By using deep WES followed by strict validation methods, we identified reliable somatic mutations that putatively affect genes key to neural dysfunction related to ASD. To understand the comprehensive genetic architecture of ASD, we also explored rare damaging germline mutations, which are plausibly considered to increase the risk of developing ASD. The approach of combining somatic and germline mutations can in part explain the complex features of the heterogeneous genetic architectures implicated in ASD. Specifically, our results support the idea that the accumulation of brain somatic SNVs during early embryonic or brain development likely contributes to the neural dysregulation and related pathogenesis of ASD in conjunction with predisposed germline SNVs96. Both ASD patients and controls were found to have germline mutations in ASD risk genes at their earliest stage of life, embryos (Fig. 5). As embryos undergo cell division, somatic mutations arise and accumulate in genetic architectures that are already predisposed with germline mutations in ASD risk genes. Consistent with this idea, our unsupervised hierarchical clustering analysis, which considered various features, such as the cell division timing of the somatic mutations, the presence of damaging somatic mutations and damaging germline mutations related to SFARI ASD risk, and neurodevelopmental relevance, showed that the ASD subjects (ID 5144, 4999, and 5841; ID 4917 and 4899) were distinctively clustered, whereas the controls were not (Fig. 5). These findings additionally support the hypothesis that somatic and germline mutations can be collectively implicated in the heterogeneous architecture of ASD, although this needs to be replicated in a larger cohort. Nonetheless, the observed biological convergence between somatic and germline SNVs is consistent with an oligogenic model of ASD96, wherein diverse mutational sources collectively contribute to ASD risk and its genetic heterogeneity. We cautiously address the oligogenic model-based approach we adopted, which does not mean that mutations occur at the same time but rather that they accumulate and contribute to the overall incidence of ASD. Future studies using a larger ASD cohort with postmortem brain samples will be required to further assess the full contribution of brain somatic mutations to ASD.
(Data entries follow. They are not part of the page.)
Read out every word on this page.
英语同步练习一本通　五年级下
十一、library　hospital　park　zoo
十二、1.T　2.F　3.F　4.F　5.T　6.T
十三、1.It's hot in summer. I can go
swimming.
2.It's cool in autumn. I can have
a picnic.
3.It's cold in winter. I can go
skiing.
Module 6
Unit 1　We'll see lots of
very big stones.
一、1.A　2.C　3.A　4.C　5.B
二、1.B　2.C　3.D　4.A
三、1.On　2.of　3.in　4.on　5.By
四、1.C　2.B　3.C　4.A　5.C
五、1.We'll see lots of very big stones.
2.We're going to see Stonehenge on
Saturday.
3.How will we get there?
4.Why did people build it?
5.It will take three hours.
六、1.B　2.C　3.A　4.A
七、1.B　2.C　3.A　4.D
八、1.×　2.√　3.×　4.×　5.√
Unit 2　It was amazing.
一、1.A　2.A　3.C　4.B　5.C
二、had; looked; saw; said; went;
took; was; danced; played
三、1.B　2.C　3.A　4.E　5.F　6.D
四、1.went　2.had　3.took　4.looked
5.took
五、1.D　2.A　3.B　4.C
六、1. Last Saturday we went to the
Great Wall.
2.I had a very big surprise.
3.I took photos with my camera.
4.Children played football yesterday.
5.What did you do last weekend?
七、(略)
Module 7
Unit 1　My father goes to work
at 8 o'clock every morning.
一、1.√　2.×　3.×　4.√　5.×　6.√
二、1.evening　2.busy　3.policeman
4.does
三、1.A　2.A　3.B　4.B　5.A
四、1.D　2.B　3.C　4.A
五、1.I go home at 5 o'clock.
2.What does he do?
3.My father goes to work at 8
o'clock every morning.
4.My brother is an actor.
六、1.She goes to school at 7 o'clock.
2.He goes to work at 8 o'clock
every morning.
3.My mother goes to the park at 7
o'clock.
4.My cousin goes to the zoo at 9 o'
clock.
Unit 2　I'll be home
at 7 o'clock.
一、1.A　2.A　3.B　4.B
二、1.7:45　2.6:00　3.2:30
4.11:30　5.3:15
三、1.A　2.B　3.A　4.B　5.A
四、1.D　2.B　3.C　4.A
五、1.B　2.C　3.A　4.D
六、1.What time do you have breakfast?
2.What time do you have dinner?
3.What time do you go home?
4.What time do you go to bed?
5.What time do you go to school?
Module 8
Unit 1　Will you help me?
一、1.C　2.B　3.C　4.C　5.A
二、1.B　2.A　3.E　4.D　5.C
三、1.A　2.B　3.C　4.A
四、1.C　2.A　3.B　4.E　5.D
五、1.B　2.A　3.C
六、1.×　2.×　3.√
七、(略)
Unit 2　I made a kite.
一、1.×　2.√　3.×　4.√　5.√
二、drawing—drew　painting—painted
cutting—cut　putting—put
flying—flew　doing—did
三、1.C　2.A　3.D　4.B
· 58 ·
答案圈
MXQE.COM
Fig. 5: The accumulation of somatic mutations during embryonic cell division.
figure 5

Germline mutations are present from the beginning of embryogenesis. Somatic mutations spontaneously arise in multiple brain regions as embryonic cell division progresses, thereby leading to the accumulation of mutations with low-level variant allele frequencies (VAFs) in the genetic architectures of ASD patients. Prepredisposed germline mutations and accumulating somatic mutations can be simultaneously present in the subjects, thus possibly leading to collective damage to ASD-related neurodevelopmental processes, which is in line with the genetic heterogeneity model of ASD. To differentiate between the ASD patients and controls, unsupervised hierarchical clustering analysis was further performed using features such as the cell division timing of the somatic mutations, the presence of damaging somatic mutations, the presence of damaging germline mutations related to the risk of SFARI ASD, and the neurodevelopmental relevance of the damaging somatic mutations. Some of the ASD subjects (ID 5144, 4999, and 5841; ID 4917 and 4899) were found to be distinctively clustered, whereas the controls were not. For a clear depiction, we used a subset of brain somatic mutations identified from an analysis pipeline using Replow and BCDseq.